Overview

This is my entry for the Sortable.com coding challenge.

The goal is to find matches between a master list of products and retailer product listings (despite the data being very dirty). Accuracy of matches is very important as false matches are heavily penalized.

I was originally going to submit this code to Sortable in early 2014. However the Sortable technical team appears to have been down-sized in December 2013, at which time they stopped advertising for new developers. So there was no opportunity to apply to Sortable and possibly find out how well I'd done on the challenge.

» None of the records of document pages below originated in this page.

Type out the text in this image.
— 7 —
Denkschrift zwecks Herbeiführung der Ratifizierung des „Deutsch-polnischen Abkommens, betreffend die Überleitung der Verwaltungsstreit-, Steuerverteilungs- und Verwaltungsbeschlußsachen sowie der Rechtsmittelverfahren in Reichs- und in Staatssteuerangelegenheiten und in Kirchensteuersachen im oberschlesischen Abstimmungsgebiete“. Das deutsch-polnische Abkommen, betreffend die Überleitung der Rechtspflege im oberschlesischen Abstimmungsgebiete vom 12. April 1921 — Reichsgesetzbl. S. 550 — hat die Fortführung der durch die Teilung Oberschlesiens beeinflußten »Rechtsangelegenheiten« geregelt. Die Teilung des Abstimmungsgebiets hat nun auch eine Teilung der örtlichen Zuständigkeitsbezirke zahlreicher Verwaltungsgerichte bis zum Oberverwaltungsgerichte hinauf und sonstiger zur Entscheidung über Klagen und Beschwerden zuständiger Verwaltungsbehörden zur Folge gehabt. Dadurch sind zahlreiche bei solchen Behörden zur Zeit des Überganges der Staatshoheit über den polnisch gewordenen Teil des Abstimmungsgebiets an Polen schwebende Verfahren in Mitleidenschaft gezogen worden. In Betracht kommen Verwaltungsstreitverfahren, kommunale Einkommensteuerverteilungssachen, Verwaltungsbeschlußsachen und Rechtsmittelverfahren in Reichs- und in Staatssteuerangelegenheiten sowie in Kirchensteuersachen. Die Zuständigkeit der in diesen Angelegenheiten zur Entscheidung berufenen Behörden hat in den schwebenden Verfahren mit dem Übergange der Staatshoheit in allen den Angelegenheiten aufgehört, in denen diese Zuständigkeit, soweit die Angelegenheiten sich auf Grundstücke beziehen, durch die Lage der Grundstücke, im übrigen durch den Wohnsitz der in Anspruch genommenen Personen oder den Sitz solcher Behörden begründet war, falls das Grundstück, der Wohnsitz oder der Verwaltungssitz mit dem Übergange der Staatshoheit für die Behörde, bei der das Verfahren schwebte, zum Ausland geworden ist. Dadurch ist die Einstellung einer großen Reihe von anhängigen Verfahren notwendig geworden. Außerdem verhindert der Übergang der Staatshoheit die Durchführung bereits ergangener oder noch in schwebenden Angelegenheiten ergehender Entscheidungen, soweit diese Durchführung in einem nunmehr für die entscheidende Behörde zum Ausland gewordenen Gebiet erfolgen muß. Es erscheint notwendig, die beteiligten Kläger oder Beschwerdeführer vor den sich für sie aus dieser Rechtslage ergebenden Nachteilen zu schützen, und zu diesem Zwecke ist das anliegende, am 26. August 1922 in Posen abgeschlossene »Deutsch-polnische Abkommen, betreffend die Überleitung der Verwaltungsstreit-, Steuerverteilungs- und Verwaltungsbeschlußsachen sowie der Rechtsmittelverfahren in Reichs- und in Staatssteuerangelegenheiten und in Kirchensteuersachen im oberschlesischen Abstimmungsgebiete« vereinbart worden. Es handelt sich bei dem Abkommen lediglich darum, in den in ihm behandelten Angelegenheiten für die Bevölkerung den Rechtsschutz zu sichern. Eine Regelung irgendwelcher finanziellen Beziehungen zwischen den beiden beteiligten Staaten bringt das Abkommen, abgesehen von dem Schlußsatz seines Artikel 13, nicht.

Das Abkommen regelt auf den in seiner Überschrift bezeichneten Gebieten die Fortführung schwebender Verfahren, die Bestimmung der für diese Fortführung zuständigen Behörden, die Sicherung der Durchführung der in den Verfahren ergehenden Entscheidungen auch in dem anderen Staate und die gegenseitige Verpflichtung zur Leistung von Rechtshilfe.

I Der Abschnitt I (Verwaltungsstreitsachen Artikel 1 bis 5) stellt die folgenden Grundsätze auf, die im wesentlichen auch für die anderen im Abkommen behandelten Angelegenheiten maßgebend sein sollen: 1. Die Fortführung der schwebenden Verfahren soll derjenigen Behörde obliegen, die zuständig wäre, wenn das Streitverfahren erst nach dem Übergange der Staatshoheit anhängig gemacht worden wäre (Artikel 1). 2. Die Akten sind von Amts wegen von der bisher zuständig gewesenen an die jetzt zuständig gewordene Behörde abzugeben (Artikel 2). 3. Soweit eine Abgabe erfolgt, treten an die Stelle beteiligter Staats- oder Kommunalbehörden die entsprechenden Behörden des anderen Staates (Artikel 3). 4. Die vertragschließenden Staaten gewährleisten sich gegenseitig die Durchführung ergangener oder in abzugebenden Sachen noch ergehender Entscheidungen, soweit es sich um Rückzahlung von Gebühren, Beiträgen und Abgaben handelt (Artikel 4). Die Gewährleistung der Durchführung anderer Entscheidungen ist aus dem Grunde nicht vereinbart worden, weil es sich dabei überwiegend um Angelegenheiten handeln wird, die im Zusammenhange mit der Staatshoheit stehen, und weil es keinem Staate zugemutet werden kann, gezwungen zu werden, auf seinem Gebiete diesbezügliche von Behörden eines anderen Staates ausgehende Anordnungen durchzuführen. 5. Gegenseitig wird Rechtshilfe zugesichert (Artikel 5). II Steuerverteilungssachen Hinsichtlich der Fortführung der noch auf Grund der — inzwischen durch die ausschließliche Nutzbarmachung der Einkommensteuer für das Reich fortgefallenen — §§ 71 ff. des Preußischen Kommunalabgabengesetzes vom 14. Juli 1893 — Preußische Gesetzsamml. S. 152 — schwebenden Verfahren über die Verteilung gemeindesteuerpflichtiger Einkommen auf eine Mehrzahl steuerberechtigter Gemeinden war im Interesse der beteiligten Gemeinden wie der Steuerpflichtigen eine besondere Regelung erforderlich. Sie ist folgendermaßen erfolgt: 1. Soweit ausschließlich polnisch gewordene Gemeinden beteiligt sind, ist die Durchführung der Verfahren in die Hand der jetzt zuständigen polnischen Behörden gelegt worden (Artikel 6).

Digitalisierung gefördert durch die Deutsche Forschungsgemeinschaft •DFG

Though Sortable was no longer hiring, I went ahead and finished off the challenge anyway. After all, it still provided:

An interesting algorithmic and data munging challenge
Python practice
An opportunity to apply knowledge from reading the book "Python for Data Analysis" by Wes McKinney, which I'd recently purchased
Learnings from comparing my results with other solutions uploaded to GitHub, such as from:
- Alex Black, former CTO of Sortable.com - his succinct Scala solution uses the prices of cameras as a matching criterion. (Disclaimer: I've assumed this is Alex's code, but as co-founder I doubt he would need to pass the test himself, so I wonder if this is really his code or someone else's who wished to submit anonymously)
- Aaron Levin, former employee at Sortable.com - his Python solution was good enough to earn him a position at Sortable.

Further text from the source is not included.